Российская наука постоянно испытывала на себе влияние “раскола” между укоренявшейся в России цивилизацией западного образца и культурными основаниями, на которых строила свою жизнь основная масса населения. Этот “раскол” на разных этапах российской истории и проявлялся, и оценивался по-разному. Например, Г.Шпет видел беду русской культуры в том, что она “отстала” от европейской цивилизации и науки, П.Флоренский - в том, что она слишком поспешно и бездумно стала на путь заимствования и очутилась в губительной зависимости от западных цивилизационных форм. Но примечательно, что обе полярные оценки исходят из одной и той же констатации: между цивилизационной ориентацией и культурным смыслом “русской науки” - опасный зазор, трещина, уходящая в пропасть.

По-иному, нежели на рубеже XIX и ХХ столетий, но не менее драматично, складываются судьбы российской науки и в наши дни. И было бы упрощением сводить нынешний развал еще недавно столь внушительного института науки на всем постсоветском пространстве к макроэкономическим и макрополитическим трудностям. Одна из важнейших причин бедствий нашей науки - во многом сохранившийся с XVIII века раскол между ее функциями и наличными культурными запросами общества. На протяжении почти всего ХХ века развитие отечественной науки было практически полностью подчинено потребностям государственной машины, в первую очередь - потребностям в новейших военных технологиях. Милитаризованная и огосударствленная наука обладала мощной - как материально-финансовой, так и идеологической - поддержкой власти и развивалась быстрыми темпами, хотя и значительно замедлившимися в период, когда одряхлевшая власть и уродливая экономика уже не могли поддерживать интенсивность этого движения. Однако она не укоренилась в структуре духовных ориентиров. Как ни старались пропагандисты, поиск истины, творческая устремленность, связи между научным познанием мира и духовным совершенствованием человека не были признаны обществом как основные ценности.

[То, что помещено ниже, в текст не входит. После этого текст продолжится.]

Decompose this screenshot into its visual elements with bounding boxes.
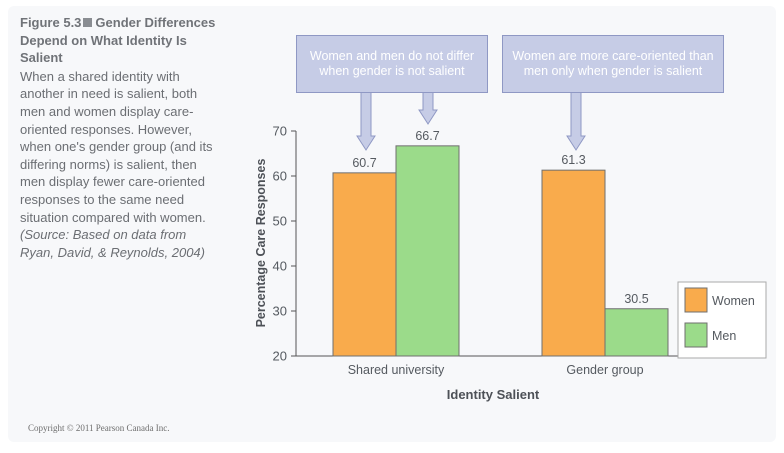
data-label: 60.7 (352, 156, 376, 170)
figure-source: (Source: Based on data from Ryan, David,… (20, 227, 205, 260)
annotation-callout-gender-salient: Women are more care-oriented than men on… (502, 35, 724, 93)
figure-title: Figure 5.3 Gender Differences Depend on W… (20, 14, 218, 67)
figure-description-text: When a shared identity with another in n… (20, 68, 213, 225)
y-tick-label: 60 (273, 169, 287, 184)
y-tick-label: 70 (273, 124, 287, 139)
figure-label: Figure 5.3 (20, 15, 82, 30)
x-tick-label: Shared university (348, 363, 445, 377)
bar-men-shared-university (395, 145, 460, 357)
bar-men-gender-group (604, 308, 669, 357)
square-bullet-icon (83, 18, 93, 27)
data-label: 66.7 (415, 129, 439, 143)
data-label: 30.5 (624, 292, 648, 306)
arrow-down-icon (566, 91, 586, 151)
arrow-down-icon (418, 91, 438, 125)
y-tick-label: 50 (273, 214, 287, 229)
y-tick-label: 20 (273, 349, 287, 364)
y-axis-label: Percentage Care Responses (254, 159, 268, 328)
copyright-notice: Copyright © 2011 Pearson Canada Inc. (28, 423, 170, 433)
y-tick-label: 40 (273, 259, 287, 274)
figure-description: When a shared identity with another in n… (20, 68, 218, 262)
legend-swatch-men (684, 322, 708, 348)
data-label: 61.3 (561, 153, 585, 167)
x-tick-label: Gender group (566, 363, 643, 377)
legend-swatch-women (684, 287, 708, 313)
bar-women-gender-group (541, 169, 606, 357)
annotation-text-not-salient: Women and men do not differ when gender … (309, 49, 475, 78)
bar-women-shared-university (332, 172, 397, 357)
annotation-callout-not-salient: Women and men do not differ when gender … (296, 35, 488, 93)
legend-label-men: Men (712, 329, 736, 343)
y-tick-label: 30 (273, 304, 287, 319)
annotation-text-gender-salient: Women are more care-oriented than men on… (512, 49, 714, 78)
figure-caption: Figure 5.3 Gender Differences Depend on W… (20, 14, 218, 261)
x-axis-label: Identity Salient (447, 387, 540, 402)
figure-title-text: Gender Differences Depend on What Identi… (20, 15, 216, 66)
arrow-down-icon (356, 91, 376, 151)
legend-label-women: Women (712, 294, 755, 308)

Вырастающая в геометрической прогрессии масса людей, занятых в науке, главным образом ориентировалась на престиж и материальные выгоды научных профессий, на возможность вырваться из однообразия и скуки “советского быта” хотя бы за счет мнимой или реальной причастности к “высоким” началам, составлявшим популярную мифологию науки в обыденном сознании. Когда же тоталитарный колосс рухнул, развалилась милитаризованная экономика, и власть уже физически не могла, да и не хотела поддерживать высокий уровень институциализированной науки, в обществе не нашлось ни интереса, ни сил, чтобы поддержать падающие стены Башни Науки. И хотя, как было уже сказано, авторитет ученых (несмотря на тяжелейшие нравственные провалы многих и многих из них) еще достаточно высок, в целом престиж научной деятельности неуклонно падает. У нашей науки по-прежнему нет прочной культурной почвы.

Мыслимо ли изменение этой ситуации? В состоянии ли общество заделать трещину между культурной и цивилизационной ипостасями науки?

Наука как мощная цивилизующая сила становится одновременно и частью культуры, обретает культуротворческие импульсы, если общество готово воспринять эти функции, если существует определенное равновесие между культурой и цивилизацией. Тогда не только профессиональная деятельность ученых служит формам цивилизации, но и научное знание признается ценностью, поиск истины - духовным самовыражением человека. Когда равновесия нет, страдают и наука, и общество, их взаимоотношения мучительны и противоречивы.

Став непосредственной производительной силой, наука вошла в процесс интенсивной профессионализации и институциализации. И в этом процессе также столкнулись ее культурные и цивилизационные качества.